Le code se veut être un condensé des cadres normatifs pertinents en matière de respect des droits de l’Homme, des principes démocratiques et de définition du rôle et des fonctions des forces armées. La substance de la version préliminaire telle que conclue lors de la réunion de la Commission de sécurité et de défense de Ouagadougou (Burkina Faso) en 2006 se résume ainsi :
Les forces armées sont à la disposition de l’autorité politique constitutionnellement et démocratiquement élue. Les autorités et les groupes politiques doivent se garder d’interférer dans les opérations des forces armées comme d’y étendre leur politique partisane. Le personnel des forces armées doit observer une stricte neutralité vis-à-vis des questions politiques elles sont au service de la Nation et des personnes. Au-delà de leur formation professionnelle, chaque membre des forces armées doit recevoir une formation appropriée en rapport avec son grade, en matière de droit constitutionnel, de droits humains, de droit international humanitaire, afin d’accroitre en lui ou en elle la capacité de faire face aux défis et de s’adapter aux menaces diverses.
Toute personne a le droit et le devoir de dénoncer et de résister à toute violation de ses droits légaux et constitutionnels. De telles actions ne doivent pas être considérées comme contrevenant à la loi.
Le personnel des forces armées doit, en tout temps, être discipliné et loyal envers l’Etat.
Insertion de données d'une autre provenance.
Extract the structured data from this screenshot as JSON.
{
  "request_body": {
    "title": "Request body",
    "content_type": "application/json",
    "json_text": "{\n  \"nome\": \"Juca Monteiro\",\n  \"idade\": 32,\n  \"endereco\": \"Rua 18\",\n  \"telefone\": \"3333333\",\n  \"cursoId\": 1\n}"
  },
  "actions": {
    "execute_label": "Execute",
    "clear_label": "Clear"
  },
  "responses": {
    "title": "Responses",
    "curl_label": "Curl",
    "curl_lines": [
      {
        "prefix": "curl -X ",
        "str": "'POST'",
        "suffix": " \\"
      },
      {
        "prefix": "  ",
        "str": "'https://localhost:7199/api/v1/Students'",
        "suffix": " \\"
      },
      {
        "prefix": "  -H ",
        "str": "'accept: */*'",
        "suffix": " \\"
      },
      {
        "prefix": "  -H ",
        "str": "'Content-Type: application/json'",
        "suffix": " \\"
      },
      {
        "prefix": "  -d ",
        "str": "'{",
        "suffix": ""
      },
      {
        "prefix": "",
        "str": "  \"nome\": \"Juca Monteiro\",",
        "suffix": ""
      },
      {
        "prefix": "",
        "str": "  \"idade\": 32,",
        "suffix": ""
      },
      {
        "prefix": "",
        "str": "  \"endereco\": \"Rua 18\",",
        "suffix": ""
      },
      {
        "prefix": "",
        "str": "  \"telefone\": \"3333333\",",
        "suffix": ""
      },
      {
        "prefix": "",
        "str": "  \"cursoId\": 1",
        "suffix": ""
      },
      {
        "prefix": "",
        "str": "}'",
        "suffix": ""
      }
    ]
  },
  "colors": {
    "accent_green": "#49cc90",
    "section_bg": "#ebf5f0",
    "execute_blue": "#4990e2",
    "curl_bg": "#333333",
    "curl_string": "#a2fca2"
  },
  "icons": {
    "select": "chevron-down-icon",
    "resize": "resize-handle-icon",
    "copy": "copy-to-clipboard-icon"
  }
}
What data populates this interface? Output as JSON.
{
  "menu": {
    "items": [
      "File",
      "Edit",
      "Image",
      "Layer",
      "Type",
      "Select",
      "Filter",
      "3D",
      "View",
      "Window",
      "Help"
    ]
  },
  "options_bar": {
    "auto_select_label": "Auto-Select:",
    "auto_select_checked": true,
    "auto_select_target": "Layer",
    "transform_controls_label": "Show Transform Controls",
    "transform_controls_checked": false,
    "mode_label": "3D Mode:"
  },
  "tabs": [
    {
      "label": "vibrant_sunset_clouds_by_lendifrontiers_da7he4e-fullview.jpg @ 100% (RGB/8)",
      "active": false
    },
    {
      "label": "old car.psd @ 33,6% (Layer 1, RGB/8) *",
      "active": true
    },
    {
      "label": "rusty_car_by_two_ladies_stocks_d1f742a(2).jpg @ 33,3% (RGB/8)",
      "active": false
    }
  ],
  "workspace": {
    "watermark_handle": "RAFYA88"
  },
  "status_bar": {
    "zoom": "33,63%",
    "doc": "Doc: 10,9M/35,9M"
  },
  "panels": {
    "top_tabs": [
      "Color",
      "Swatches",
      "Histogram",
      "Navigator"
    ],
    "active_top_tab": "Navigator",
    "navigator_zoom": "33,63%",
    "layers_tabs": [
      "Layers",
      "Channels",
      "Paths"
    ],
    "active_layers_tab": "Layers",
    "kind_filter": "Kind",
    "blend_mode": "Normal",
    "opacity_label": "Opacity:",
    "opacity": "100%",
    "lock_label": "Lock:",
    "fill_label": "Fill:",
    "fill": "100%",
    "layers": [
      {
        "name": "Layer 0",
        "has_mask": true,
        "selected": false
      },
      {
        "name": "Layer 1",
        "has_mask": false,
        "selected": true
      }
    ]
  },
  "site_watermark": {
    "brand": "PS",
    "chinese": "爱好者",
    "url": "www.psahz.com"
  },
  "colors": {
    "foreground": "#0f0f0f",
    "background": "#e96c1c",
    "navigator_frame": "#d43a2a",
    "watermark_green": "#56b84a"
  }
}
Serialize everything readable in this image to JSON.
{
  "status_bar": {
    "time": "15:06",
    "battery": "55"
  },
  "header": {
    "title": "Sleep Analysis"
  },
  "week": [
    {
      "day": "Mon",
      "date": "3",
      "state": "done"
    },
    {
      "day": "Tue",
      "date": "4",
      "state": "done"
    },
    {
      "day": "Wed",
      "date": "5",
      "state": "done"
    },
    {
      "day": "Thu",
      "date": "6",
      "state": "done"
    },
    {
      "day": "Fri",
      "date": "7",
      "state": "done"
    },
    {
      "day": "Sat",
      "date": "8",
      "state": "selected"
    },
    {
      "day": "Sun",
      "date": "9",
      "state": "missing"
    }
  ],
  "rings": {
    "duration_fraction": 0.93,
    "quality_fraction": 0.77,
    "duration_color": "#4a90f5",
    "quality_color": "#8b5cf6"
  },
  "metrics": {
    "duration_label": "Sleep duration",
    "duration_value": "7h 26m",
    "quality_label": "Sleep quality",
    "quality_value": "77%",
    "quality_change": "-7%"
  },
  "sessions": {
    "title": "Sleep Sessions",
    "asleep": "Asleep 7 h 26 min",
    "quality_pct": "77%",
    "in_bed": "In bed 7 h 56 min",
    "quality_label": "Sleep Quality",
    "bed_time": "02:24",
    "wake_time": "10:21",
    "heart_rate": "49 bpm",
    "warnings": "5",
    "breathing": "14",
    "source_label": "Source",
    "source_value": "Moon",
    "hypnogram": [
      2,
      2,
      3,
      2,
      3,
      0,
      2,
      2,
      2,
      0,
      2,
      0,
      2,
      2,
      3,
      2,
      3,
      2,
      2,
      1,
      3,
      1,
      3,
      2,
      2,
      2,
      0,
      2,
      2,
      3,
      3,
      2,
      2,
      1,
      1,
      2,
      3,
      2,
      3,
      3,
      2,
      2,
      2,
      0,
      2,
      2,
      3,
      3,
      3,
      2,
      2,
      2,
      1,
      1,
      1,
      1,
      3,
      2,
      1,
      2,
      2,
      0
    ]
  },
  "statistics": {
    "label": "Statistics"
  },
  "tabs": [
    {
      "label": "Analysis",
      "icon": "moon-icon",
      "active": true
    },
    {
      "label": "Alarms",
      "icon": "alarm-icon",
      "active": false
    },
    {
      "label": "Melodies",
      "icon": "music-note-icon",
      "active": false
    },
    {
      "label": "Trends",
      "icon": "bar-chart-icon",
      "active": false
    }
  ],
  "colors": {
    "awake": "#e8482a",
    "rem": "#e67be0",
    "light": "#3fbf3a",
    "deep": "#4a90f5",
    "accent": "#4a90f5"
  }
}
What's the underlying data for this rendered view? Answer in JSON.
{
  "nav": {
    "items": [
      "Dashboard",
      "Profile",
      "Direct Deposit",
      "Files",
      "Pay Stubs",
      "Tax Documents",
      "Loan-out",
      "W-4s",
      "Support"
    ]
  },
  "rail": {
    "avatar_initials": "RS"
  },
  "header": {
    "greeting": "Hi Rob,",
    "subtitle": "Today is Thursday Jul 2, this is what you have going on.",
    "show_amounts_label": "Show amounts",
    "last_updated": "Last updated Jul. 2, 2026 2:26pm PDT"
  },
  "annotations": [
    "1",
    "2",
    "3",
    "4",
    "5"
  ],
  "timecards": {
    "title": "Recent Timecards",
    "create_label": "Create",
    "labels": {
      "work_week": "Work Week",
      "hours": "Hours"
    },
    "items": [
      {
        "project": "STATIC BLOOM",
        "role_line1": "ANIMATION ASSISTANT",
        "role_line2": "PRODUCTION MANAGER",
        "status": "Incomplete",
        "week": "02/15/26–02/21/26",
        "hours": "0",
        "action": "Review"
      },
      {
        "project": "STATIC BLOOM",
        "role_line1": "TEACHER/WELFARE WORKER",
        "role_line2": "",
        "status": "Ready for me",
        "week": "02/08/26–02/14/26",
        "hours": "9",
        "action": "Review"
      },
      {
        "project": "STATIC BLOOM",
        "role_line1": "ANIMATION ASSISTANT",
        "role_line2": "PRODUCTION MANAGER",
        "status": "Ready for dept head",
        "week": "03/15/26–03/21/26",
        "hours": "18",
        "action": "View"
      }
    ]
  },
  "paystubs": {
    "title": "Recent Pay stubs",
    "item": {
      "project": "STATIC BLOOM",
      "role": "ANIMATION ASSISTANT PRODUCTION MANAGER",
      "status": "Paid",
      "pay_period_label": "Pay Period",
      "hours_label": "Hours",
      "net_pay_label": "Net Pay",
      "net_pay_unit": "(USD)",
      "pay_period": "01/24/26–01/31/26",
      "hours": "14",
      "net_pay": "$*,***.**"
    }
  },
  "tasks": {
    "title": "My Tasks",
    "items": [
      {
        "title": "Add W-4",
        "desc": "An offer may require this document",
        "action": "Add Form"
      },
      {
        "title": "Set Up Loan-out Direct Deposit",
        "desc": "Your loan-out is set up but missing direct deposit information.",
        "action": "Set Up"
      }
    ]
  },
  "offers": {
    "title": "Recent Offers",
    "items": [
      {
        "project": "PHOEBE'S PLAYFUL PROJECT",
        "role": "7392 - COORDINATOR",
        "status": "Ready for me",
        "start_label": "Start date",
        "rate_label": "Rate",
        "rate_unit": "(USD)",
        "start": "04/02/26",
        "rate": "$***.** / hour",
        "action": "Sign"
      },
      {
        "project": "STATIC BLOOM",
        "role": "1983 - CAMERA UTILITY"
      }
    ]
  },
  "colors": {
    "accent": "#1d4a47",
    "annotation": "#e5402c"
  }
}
Il doit obéissance et loyauté à l’autorité constitutionnelle démocratiquement élue en tout ce qu’elle commandera en conformité avec les lois et règlements de l’Etat.
Dans l’exercice de ses fonctions, le personnel des forces armées doit, dans les limites de la législation nationale, jouir des libertés et droits fondamentaux tels qu’ils sont définis par la Constitution.
L’application rigoureuse des présentes dispositions est essentielle pour le maintien de la paix, de la stabilité et de la cohésion nationale au sein des Etats.